En effet, les banques centrales ont massivement investi sur le marché dans différents titres, comme des dettes ou, dans le cas de la Banque du Japon, dans des actions. Mais vu leur puissance de feu, des distorsions sévères ont lieu sur ces marchés.

"Les mécanismes traditionnels des marchés obligataires sont troublés. C'est vrai au Japon sur les obligations d'État, c'est aussi vrai en zone euro où la présence de la BCE fait que les rendements obligataires ne sont plus du tout attractifs pour les épargnants et donc pour les gérants d'épargne", souligne Jean-Louis Mourier. L'Italie et l'Espagne, des pays considérés comme en difficulté, se financent ainsi à des taux négatifs sur des courtes maturités (2-3 ans). Impensable il y a encore deux ans.

La fin de la guerre?

Le constat est également vrai pour la dette des entreprises. La Banque centrale européenne a commencé à acheter ces titres au printemps dernier. Le Financial Times faisait, il y a deux jours, remarquer que logiquement avec les achats de la BCE, les prix de ces titres de dette augmentent et donc les rendements baissent. Mais dans le même temps la prime des CDS, c'est-à-dire l'argent qu'il faut verser pour s'assurer contre un défaut sur la dette de ces entreprises, ne bouge pas. Ce qui signifie que "les prix des obligations ne reflètent plus la santé financière de ces entreprises", selon le journal britannique. "Il y a une déconnexion car vous avez un acheteur puissant qui, dans ses achats, n'est pas déterminé par la qualité des titres qu'il achète", abonde Jean-Louis Mourier. Le diagnostic est similaire au Japon, où plusieurs observateurs estiment que les achats d'actions de la Banque du Japon tirent artificiellement les cours vers le haut.

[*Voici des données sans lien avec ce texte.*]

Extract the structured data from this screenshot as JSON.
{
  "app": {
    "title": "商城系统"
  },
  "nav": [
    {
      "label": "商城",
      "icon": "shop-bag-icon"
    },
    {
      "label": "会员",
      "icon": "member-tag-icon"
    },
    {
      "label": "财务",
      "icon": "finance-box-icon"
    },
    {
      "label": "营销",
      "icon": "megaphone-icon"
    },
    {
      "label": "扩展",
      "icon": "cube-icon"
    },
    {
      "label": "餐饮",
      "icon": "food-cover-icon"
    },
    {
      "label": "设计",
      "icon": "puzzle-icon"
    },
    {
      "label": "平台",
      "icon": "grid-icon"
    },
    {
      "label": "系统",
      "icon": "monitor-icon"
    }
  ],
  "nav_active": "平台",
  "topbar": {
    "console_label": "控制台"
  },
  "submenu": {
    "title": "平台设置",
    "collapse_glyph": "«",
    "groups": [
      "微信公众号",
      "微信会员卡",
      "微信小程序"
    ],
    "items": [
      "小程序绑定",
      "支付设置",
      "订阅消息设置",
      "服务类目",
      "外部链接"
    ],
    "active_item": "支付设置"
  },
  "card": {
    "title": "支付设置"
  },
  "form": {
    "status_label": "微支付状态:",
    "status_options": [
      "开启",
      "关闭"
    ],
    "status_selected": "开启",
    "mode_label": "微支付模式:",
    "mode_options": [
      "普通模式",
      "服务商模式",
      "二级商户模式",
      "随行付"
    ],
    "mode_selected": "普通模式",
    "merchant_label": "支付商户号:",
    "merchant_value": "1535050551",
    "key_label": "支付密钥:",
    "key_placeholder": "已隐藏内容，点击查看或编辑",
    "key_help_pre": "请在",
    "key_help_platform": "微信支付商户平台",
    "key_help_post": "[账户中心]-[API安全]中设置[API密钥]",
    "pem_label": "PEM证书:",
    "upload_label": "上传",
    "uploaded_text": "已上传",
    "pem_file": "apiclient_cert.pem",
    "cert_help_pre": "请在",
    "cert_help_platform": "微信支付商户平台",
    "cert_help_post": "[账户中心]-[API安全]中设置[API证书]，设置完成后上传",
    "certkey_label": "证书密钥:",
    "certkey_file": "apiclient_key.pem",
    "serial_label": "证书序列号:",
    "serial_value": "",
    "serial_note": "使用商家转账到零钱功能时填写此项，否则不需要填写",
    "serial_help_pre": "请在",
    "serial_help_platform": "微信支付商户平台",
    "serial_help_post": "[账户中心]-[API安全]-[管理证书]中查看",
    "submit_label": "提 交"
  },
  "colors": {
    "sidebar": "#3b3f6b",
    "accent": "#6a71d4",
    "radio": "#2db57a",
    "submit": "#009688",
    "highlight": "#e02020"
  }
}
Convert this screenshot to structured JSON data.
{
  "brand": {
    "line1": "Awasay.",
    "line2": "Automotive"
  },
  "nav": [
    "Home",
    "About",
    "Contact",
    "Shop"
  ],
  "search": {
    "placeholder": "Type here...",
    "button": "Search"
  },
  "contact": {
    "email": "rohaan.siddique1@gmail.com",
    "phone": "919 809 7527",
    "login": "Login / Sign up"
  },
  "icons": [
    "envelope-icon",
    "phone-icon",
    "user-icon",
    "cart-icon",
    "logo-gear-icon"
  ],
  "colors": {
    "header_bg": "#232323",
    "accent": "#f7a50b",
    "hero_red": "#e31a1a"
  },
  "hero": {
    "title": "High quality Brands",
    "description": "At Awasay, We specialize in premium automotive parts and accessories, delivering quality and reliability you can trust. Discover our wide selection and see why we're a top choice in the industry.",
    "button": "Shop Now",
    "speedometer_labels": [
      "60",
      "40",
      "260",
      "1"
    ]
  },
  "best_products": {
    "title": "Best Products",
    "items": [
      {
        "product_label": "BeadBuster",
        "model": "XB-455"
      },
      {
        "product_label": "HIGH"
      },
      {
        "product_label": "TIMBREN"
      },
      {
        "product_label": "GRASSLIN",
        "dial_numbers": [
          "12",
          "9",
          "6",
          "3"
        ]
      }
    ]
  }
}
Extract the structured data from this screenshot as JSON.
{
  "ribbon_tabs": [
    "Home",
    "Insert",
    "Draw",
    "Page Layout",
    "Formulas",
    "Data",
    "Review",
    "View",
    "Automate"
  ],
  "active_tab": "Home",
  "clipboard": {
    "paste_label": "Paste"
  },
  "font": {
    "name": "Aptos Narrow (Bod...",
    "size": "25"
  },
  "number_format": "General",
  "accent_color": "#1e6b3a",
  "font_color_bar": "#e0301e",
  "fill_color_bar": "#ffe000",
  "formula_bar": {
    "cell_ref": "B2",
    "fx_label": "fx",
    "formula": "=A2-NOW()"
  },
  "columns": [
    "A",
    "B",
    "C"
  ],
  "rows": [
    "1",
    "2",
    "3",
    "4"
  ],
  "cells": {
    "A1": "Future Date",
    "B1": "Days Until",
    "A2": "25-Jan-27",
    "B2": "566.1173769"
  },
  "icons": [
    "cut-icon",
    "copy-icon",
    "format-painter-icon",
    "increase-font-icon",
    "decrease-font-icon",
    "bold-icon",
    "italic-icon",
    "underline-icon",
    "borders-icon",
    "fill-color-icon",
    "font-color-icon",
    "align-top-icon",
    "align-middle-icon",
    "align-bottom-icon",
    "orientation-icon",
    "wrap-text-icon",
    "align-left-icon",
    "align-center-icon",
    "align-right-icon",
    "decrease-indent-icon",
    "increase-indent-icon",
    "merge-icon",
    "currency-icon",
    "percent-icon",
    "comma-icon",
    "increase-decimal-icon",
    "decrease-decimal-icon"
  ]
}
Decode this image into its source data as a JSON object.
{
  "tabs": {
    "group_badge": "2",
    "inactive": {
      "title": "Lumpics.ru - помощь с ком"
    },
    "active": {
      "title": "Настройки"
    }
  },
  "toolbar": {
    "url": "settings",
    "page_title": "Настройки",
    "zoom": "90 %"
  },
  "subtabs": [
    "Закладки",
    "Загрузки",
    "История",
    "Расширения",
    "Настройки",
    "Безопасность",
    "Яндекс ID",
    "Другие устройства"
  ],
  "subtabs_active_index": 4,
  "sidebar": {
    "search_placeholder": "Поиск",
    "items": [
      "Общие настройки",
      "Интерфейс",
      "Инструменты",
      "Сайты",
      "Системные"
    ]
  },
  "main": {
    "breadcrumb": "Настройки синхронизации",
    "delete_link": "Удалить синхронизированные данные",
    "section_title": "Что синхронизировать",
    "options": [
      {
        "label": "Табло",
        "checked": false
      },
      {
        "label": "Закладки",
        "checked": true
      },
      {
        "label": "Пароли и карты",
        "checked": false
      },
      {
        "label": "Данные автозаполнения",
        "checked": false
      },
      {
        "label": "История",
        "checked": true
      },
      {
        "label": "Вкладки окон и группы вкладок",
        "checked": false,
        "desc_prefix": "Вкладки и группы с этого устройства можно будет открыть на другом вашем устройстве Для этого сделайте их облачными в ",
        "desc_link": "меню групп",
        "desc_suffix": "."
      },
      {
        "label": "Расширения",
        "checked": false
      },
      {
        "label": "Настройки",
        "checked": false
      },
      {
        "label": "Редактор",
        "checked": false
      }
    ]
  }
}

Dernière critique: en investissant massivement sur les marchés, les banques centrales n'incitent pas les entreprises et les gouvernements à faire des efforts. Pourquoi, en effet, se décarcasser si les banques centrales leur donnent de l'oxygène?

Mais, selon Alexandre Baradez, "la guerre des banques centrales va probablement aller en s'apaisant". L'analyste estime que la Fed a désormais "une fenêtre de tir" pour normaliser sa politique monétaire, avec des hausses de taux vers la fin de l'année. Ce qui ferait baisser l'euro voire le yen et donnerait du mou à la BCE et la Banque du Japon pour calmer le jeu. "C'est vraiment la Fed qui peut venir sonner la fin de la surenchère", insiste-t-il. Le discours de Janet Yellen de ce vendredi après-midi n'en sera que plus intéressant à suivre.